Misaki, la maîtresse de l’oyabun (2) Tozawa qui s’éprend de Jake au risque de sa vie,
Kazuko, la femme de Tosawa, grande dame humiliée par son mari mais inflexible,
Ohno, un architecte client de Samantha et qui en tombe amoureux,
Kei, le frère instable d’Emi, la rédactrice en chef adjointe du Meicho Shimbun et supérieure de Jake,
Emi qui s’éprend de Shingo Murata, rédacteur en chef du magazine Tokyo Weekly,
De haut en bas : Eimi Maruyama (Rinko Kikuchi) et Shingo Murata (Soji Arai)
Jason, un attaché de l’ambassade américaine, qui s’éprend de Trendy, un collègue de Jake,
Hayama, de retour de prison, qui succède à Ishida, l’oyabun du gang Chihara-Kai, à sa mort,
Erika, l’ancienne patronne de Samantha qui s’éprend de Sato,
et enfin la commissaire Nagata qui devient la supérieure de Katagiri et prend le contre-pied de la politique d’équilibre entre les gangs qu’il menait au profit d’une guerre plus frontale.
L’inspecteur Hiroto Katagiri (Ken Watanabe) et la commissaire Shoko Nagata (Miki Maya)
Tout cela représente un grand nombre de personnages secondaires qui enrichissent la fresque.
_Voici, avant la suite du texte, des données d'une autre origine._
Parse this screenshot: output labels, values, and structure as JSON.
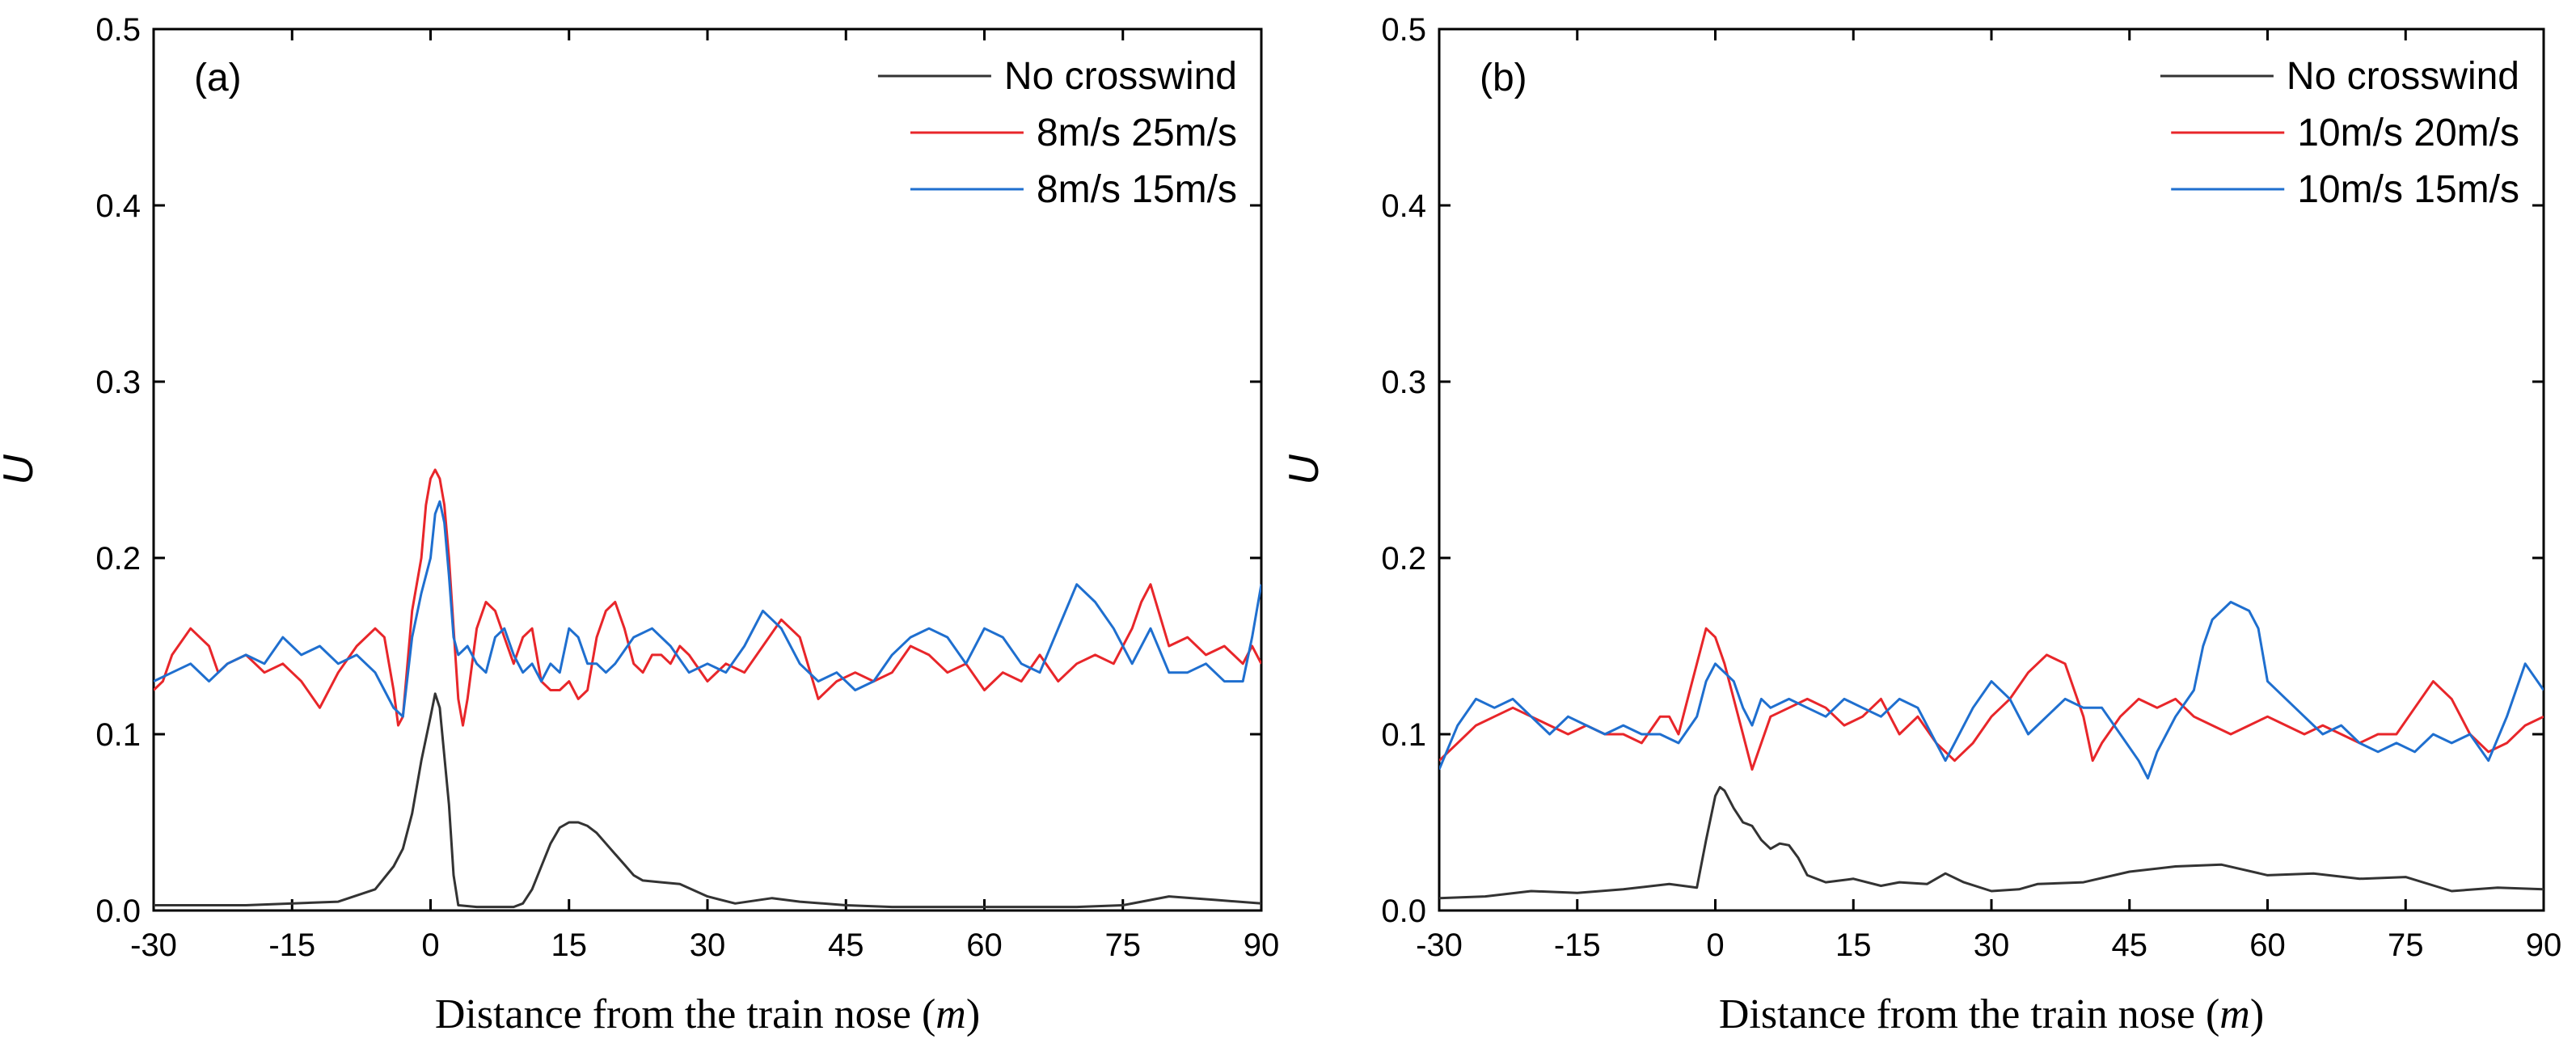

Qu’on les ait aperçus ou non au cours de la première saison, qu’on s’en souvienne précisément ou vaguement, a relativement peu d’importance, ce qui en a, ce sont les multiples intrigues secondaires qui se nouent entre eux, histoires de famille, de pouvoir ou aventures amoureuses.
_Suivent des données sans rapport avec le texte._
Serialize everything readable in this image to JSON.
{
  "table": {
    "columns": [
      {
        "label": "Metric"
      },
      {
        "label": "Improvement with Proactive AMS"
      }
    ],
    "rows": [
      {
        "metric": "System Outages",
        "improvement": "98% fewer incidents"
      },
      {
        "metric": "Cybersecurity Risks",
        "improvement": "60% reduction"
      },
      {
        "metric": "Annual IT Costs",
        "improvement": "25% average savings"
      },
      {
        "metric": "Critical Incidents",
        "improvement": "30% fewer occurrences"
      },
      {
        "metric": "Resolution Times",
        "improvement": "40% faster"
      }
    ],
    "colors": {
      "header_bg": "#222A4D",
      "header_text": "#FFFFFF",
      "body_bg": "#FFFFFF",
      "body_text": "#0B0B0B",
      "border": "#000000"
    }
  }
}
Si les liens avec l’histoire principale, déjà scindée entre Jake et Samantha, n’apparaissent pas toujours immédiatement, tout le talent de l’auteur, J. T. Rogers, est de savoir ramener ces intrigues secondaires au corps principal du récit et de les clore avant la résolution finale, conformément à la tradition classique. Pour user d’une métaphore fluviale, disons qu’aucun affluent n’est inutile et que chacun alimente le fleuve avant que ne se profile l’estuaire. La résolution d’un récit secondaire s’avère hélas parfois artificielle comme lors des séparations symétriques de Mizaki et Jake d’abord et de Sato et Erika ensuite. Mais, au contraire, il arrive qu’elle relie le récit entier à de lointaines et ténébreuses nappes phréatiques familiales, et qu’elle s’éteigne avec discrétion, comme le fait la vengeance de Kazuka Tozawa à l’encontre de son mari.
De haut en bas : Shinzo Tozawa (Ayumi Tanida) et Kazuko Tozawa (Makiko Watanabe)
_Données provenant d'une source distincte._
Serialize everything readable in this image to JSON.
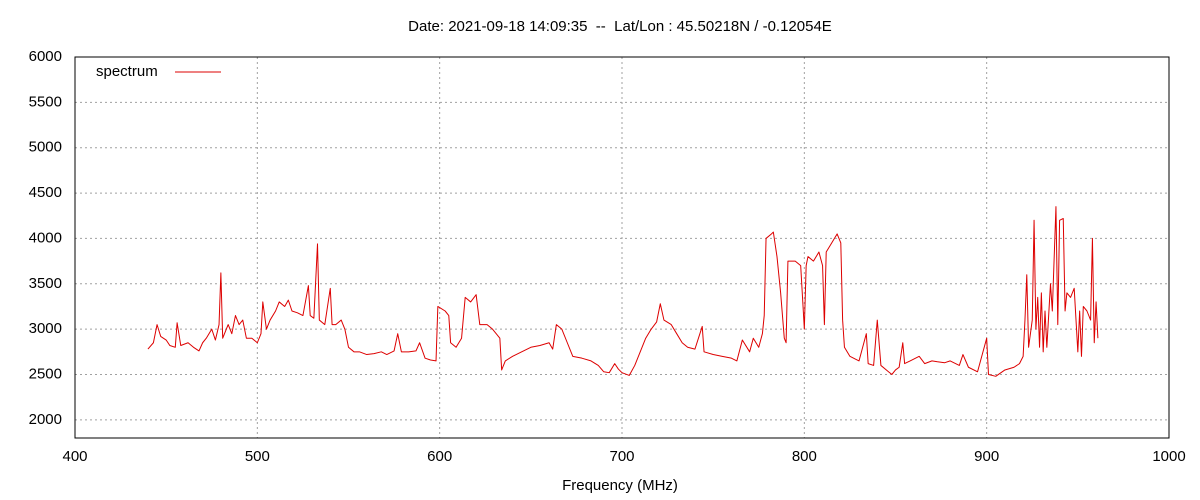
{
  "chart_data": {
    "type": "line",
    "title": "Date: 2021-09-18 14:09:35  --  Lat/Lon : 45.50218N / -0.12054E",
    "xlabel": "Frequency (MHz)",
    "xlim": [
      400,
      1000
    ],
    "xticks": [
      400,
      500,
      600,
      700,
      800,
      900,
      1000
    ],
    "ylim": [
      1800,
      6000
    ],
    "yticks": [
      2000,
      2500,
      3000,
      3500,
      4000,
      4500,
      5000,
      5500,
      6000
    ],
    "grid": true,
    "legend": "top-left",
    "x": [
      440,
      443,
      445,
      447,
      450,
      452,
      455,
      456,
      458,
      462,
      465,
      468,
      470,
      472,
      475,
      477,
      479,
      480,
      481,
      484,
      486,
      488,
      490,
      492,
      494,
      497,
      500,
      502,
      503,
      505,
      507,
      510,
      512,
      515,
      517,
      519,
      522,
      525,
      528,
      529,
      531,
      533,
      534,
      537,
      540,
      541,
      543,
      546,
      548,
      550,
      553,
      556,
      560,
      564,
      568,
      571,
      575,
      577,
      579,
      583,
      587,
      589,
      592,
      595,
      598,
      599,
      603,
      605,
      606,
      609,
      612,
      614,
      617,
      620,
      622,
      626,
      629,
      631,
      633,
      634,
      636,
      640,
      645,
      650,
      655,
      660,
      662,
      664,
      667,
      670,
      673,
      678,
      683,
      687,
      690,
      693,
      696,
      698,
      700,
      704,
      707,
      710,
      713,
      716,
      719,
      721,
      723,
      727,
      730,
      733,
      736,
      740,
      744,
      745,
      750,
      755,
      760,
      763,
      766,
      770,
      772,
      775,
      777,
      778,
      779,
      782,
      783,
      785,
      787,
      789,
      790,
      791,
      795,
      798,
      800,
      801,
      802,
      805,
      808,
      810,
      811,
      812,
      815,
      818,
      820,
      821,
      822,
      825,
      830,
      834,
      835,
      838,
      840,
      842,
      845,
      848,
      850,
      852,
      854,
      855,
      858,
      863,
      866,
      870,
      873,
      877,
      880,
      885,
      887,
      890,
      895,
      900,
      901,
      905,
      910,
      915,
      918,
      920,
      921,
      922,
      923,
      925,
      926,
      927,
      928,
      929,
      930,
      931,
      932,
      933,
      935,
      936,
      938,
      939,
      940,
      942,
      943,
      944,
      946,
      948,
      950,
      951,
      952,
      953,
      955,
      957,
      958,
      959,
      960,
      961
    ],
    "series": [
      {
        "name": "spectrum",
        "color": "#dd0000",
        "values": [
          2780,
          2850,
          3050,
          2920,
          2880,
          2820,
          2800,
          3070,
          2820,
          2850,
          2800,
          2760,
          2850,
          2900,
          3000,
          2880,
          3050,
          3620,
          2900,
          3050,
          2950,
          3150,
          3050,
          3100,
          2900,
          2900,
          2850,
          2950,
          3300,
          3000,
          3100,
          3200,
          3300,
          3250,
          3320,
          3200,
          3180,
          3150,
          3480,
          3150,
          3120,
          3940,
          3100,
          3050,
          3450,
          3050,
          3050,
          3100,
          3000,
          2800,
          2750,
          2750,
          2720,
          2730,
          2750,
          2720,
          2760,
          2950,
          2750,
          2750,
          2760,
          2850,
          2680,
          2660,
          2650,
          3250,
          3200,
          3150,
          2850,
          2800,
          2900,
          3350,
          3300,
          3380,
          3050,
          3050,
          3000,
          2950,
          2900,
          2550,
          2650,
          2700,
          2750,
          2800,
          2820,
          2850,
          2780,
          3050,
          3000,
          2850,
          2700,
          2680,
          2650,
          2600,
          2530,
          2520,
          2620,
          2560,
          2520,
          2490,
          2600,
          2750,
          2900,
          3000,
          3080,
          3280,
          3100,
          3050,
          2950,
          2850,
          2800,
          2780,
          3030,
          2750,
          2720,
          2700,
          2680,
          2650,
          2880,
          2750,
          2900,
          2800,
          2950,
          3150,
          4000,
          4050,
          4070,
          3800,
          3400,
          2900,
          2850,
          3750,
          3750,
          3700,
          3000,
          3700,
          3800,
          3750,
          3850,
          3700,
          3050,
          3850,
          3950,
          4050,
          3950,
          3100,
          2800,
          2700,
          2650,
          2950,
          2620,
          2600,
          3100,
          2600,
          2550,
          2500,
          2550,
          2580,
          2850,
          2620,
          2650,
          2700,
          2620,
          2650,
          2640,
          2630,
          2650,
          2600,
          2720,
          2580,
          2530,
          2900,
          2500,
          2480,
          2550,
          2580,
          2620,
          2700,
          3100,
          3600,
          2800,
          3100,
          4200,
          3000,
          3350,
          2800,
          3400,
          2750,
          3200,
          2800,
          3500,
          3200,
          4350,
          3050,
          4200,
          4220,
          3200,
          3400,
          3350,
          3450,
          2750,
          3200,
          2700,
          3250,
          3200,
          3100,
          4000,
          2850,
          3300,
          2900
        ]
      }
    ]
  }
}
Mener un récit si complexe sans perdre un instant le spectateur est un exploit. Les premiers épisodes en oublient cependant le tempo de la première saison, dont Michael Mann avait réalisé le premier épisode. Il y avait insufflé l’énergie de Miami Vice, la série qu’il avait produite dans les années 1980 ou, mieux, du film qu’il en avait tiré en 2006, un bijou. Il faut avancer assez loin dans le récit de la seconde saison pour que la matière prenne, pour que l’ensemble de la mécanique trouve sa vitesse. Cela se produit à l’heure des règlements de comptes entre yakuzas, lorsque se déchaîne la violence. Après, plus aucun retour n’est possible. Le rythme est donné.

La réussite la plus discrète et la plus remarquable de Tokyo Vice S02 est la transformation des personnages principaux, les deux américains en voie de japonification, Jake et Samantha. Jusqu’alors, on reconnaissait en Jake un cousin du Tintin d’Hergé, grand adolescent bourré d’énergie et de bonnes intentions, travailleur acharné, justicier dans l’âme. De son côté, Samantha, diplomate mais obstinée, se montrait assez courageuse pour négocier avec des yakuzas aguerris et possédait l’esprit d’entreprise nécessaire pour monter son propre club de nuit dans un environnement à la fois étranger et dangereux. Leur découverte du Japon était notre découverte d’eux, mais à y repenser, les yakuzas et leurs sociétés secrètes marquaient davantage l’esprit.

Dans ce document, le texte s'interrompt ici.